Rüzgâr sert esince iptal edilen İDO'nun feribot ve dış hat seferlerinin listelerine bakarken ve fırtınada camı kırılıp içi suyla dolan teknedeki yolcuların yaşadıklarını izlerken, biz Türklerin denizle olan mesafeli yakınlığımızı düşündüm.
Roma İmparatorluğu'nun tarihini yazan Edward Gibbon (1734-97) biz Türklerin denize olan bakış açımızı, Karadeniz'den tekneleriyle gelip Yunan adalarından atlaya atlaya karaya ulaşan Kuzeylilere benzetir.

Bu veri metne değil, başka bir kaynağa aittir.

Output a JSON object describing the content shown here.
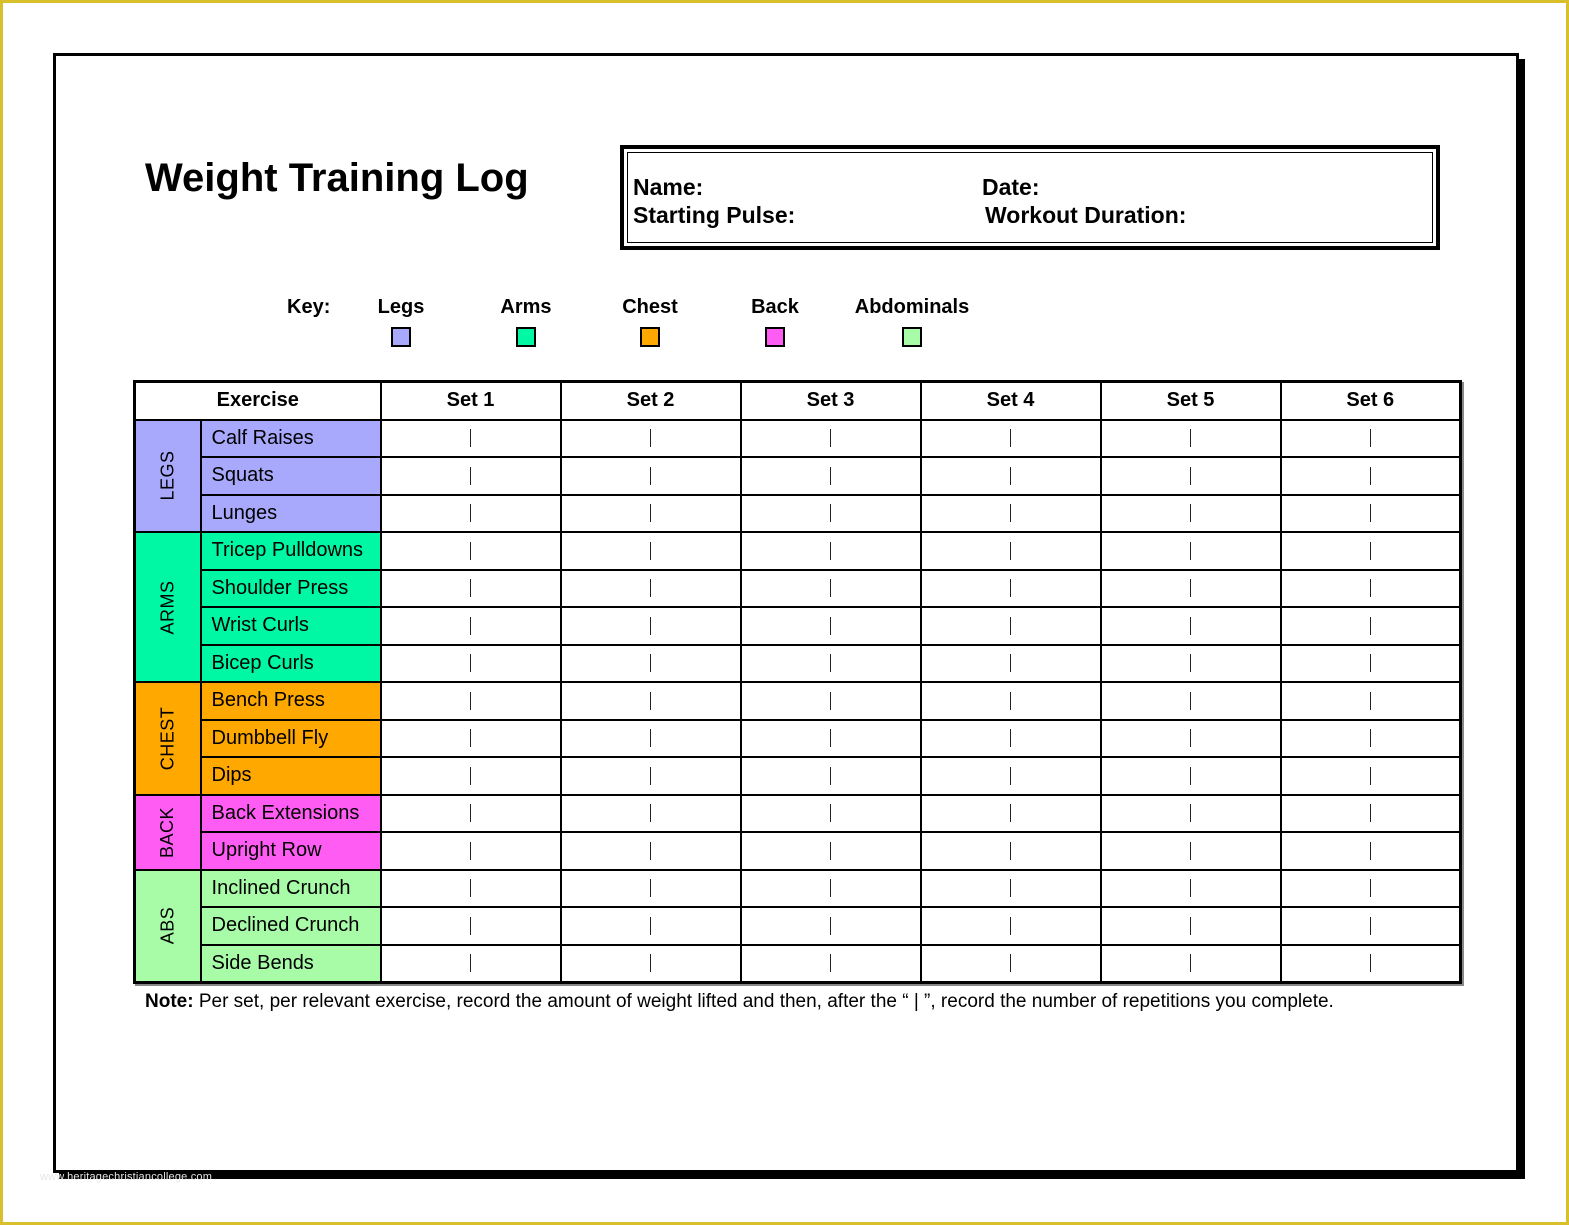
{
  "document": {
    "title": "Weight Training Log",
    "watermark": "www.heritagechristiancollege.com"
  },
  "info_box": {
    "name_label": "Name:",
    "date_label": "Date:",
    "starting_pulse_label": "Starting Pulse:",
    "workout_duration_label": "Workout Duration:"
  },
  "key": {
    "label": "Key:",
    "items": [
      {
        "label": "Legs",
        "color": "#a8a8fc"
      },
      {
        "label": "Arms",
        "color": "#00f7a3"
      },
      {
        "label": "Chest",
        "color": "#ffa800"
      },
      {
        "label": "Back",
        "color": "#ff5cf3"
      },
      {
        "label": "Abdominals",
        "color": "#a8fca8"
      }
    ]
  },
  "table": {
    "header": {
      "exercise": "Exercise",
      "sets": [
        "Set 1",
        "Set 2",
        "Set 3",
        "Set 4",
        "Set 5",
        "Set 6"
      ]
    },
    "separator": "|",
    "groups": [
      {
        "label": "LEGS",
        "color": "#a8a8fc",
        "exercises": [
          "Calf Raises",
          "Squats",
          "Lunges"
        ]
      },
      {
        "label": "ARMS",
        "color": "#00f7a3",
        "exercises": [
          "Tricep Pulldowns",
          "Shoulder Press",
          "Wrist Curls",
          "Bicep Curls"
        ]
      },
      {
        "label": "CHEST",
        "color": "#ffa800",
        "exercises": [
          "Bench Press",
          "Dumbbell Fly",
          "Dips"
        ]
      },
      {
        "label": "BACK",
        "color": "#ff5cf3",
        "exercises": [
          "Back Extensions",
          "Upright Row"
        ]
      },
      {
        "label": "ABS",
        "color": "#a8fca8",
        "exercises": [
          "Inclined Crunch",
          "Declined Crunch",
          "Side Bends"
        ]
      }
    ]
  },
  "note": {
    "label": "Note:",
    "text": " Per set, per relevant exercise, record the amount of weight lifted and then, after the “ | ”, record the number of repetitions you complete."
  }
}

"Onlar da Türkler gibi denizdeyken, karanın hiç görünmediği uzaklıklara gitmezlerdi"
doğrultusunda benzerlikler arar.
Bizim denizcilerimiz
Üç tarafı denizlerle çevrili olan Anadolu insanının, Okyanus kıyısı ülkelerin insanı gibi damardan denizci olması zaman alacak...
Gerçi açık denizlere çıkabilen tarihi isimler de var... Mesela Seydi Ali Reis'in Hint Okyanusu'nda kalyonlarını hem Portekiz donanmasına hem de fırtınaya kaptırdıktan sonra 70 tayfasıyla Hindistan sahiline çıkmasını ve dört yıl süren kara yolculuğu sonunda İstanbul'a dönmesinin hikâyesini onun yazdığı "Memleketlerin Aynası" (Mirat-ül Memalik" kitabından biliriz.

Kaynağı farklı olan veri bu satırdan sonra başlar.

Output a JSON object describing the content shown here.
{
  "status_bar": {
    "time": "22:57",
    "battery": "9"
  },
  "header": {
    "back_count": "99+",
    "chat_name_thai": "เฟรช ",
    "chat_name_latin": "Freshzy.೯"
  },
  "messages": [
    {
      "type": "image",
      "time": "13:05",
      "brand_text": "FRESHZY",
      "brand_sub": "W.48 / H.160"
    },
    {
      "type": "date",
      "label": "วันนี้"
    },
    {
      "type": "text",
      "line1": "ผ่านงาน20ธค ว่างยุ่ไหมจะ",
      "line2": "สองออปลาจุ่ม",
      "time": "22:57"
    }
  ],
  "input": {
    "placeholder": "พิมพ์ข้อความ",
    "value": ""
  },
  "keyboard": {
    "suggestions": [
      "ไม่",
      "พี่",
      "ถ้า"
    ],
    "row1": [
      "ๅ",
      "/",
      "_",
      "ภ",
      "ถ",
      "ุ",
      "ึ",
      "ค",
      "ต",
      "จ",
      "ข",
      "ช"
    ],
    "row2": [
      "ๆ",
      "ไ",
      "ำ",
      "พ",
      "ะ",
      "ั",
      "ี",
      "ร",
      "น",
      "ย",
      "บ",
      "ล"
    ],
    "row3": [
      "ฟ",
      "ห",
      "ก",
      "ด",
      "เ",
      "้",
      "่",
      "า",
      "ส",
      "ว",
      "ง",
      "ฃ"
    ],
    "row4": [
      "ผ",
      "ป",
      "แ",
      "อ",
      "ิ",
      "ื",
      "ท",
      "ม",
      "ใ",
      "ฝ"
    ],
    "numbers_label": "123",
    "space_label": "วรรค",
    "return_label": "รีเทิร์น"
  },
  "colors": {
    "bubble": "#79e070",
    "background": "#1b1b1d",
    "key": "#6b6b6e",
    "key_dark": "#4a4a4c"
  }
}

Bodrum'un 16'ncı yüzyılda bile küçük sayılan tekneleri olan "Tirandil"lerle Akdeniz'i haraca kesen Turgut Reis'in serüvenlerini, Halikarnas Balıkçısı'nın biyografik romanından öğrenmiştik. Mısır'ın, Rodos'un, Katar'ın Osmanlı egemenliğine katılmasında ön safta rol oynayan ve "Harita"sı ile hâlâ bilinen Piri Reis'in 90 yaşındayken, Osmanlıya baş kaldırdığı gerekçesiyle boynunun kesilmesi de, denizcilik tarihimizin öykülerindendir.
Denizlerde bir ilk
Ama bizim de denicilik tarihine bir "İlk"i getirmiş insanımız var.
Nasıl Steve Jobs "Apple" ürünleri ile ve Bill Gates "Microsoft"u ile yaşamımızı değiştirdilerse, Hüseyin Haki de "Araba vapuru" ile sade bizim değil tüm dünyanın denize kıyısı olan kentlerine yeni bir yaşam getirmiştir. Kısacası Hüseyin Haki'nin hayat hikâyesini hatırlamamızın zamanıdır.
Şirket- i Hayriye (Kuruluşu 1850) İstanbul'un iki yakası arasında vapur seferlerine başlıyor. Ancak bu vapurlara yük ve eşyayı yükleyip indirmek çok zor oluyor.
Avrupa'da eğitim gördükten sonra Şirket -i Hayriye'nin yönetimine getirilen Hüseyin Haki, şirketin Hasköy fabrikası Sermimarı Mehmet Usta ile birlikte üç ay çalışıp, bugünkü araba vapurunun babasını projelendiriyorlar.
İstanbul ve vapurlar
Bu, iki başında kapakları olan, düz güverteli ve iki yandaki çarkları ile iki yöne gidebilen bir teknedir. Bu proje ile İngiltere'deki tezgâhlarda ilk arabalı vapur yapılıyor. Bu araba vapurları, ilk Boğaz Köprüsü yapılana kadar (1973) İstanbulluların eli koluydu. Benim evimin duvarında asılı olan Haslet Soyöz'ün yağlı boya tablosundaki yandan çarklı "Sahilbent", Kabataş- Üsküdar arasında kim bilir kaç kez beni de götürüp getirmiştir.
Şimdi feribotların fırtınalı ve fırtınasız İstanbul denizlerinde yaptıkları seferleri izlerken, Orhan Veli'nin "Boğaz vapurları"nı neden bezgin gördüğünü de düşünmenin zamanıdır...
"İşte İstanbul/ yorgun şehir/ işte canından bezmiş Boğaz vapurları/ kederli tramvaylar/ ve Galata Köprüsü'nden/ telaşlı insanlar geçmektedir."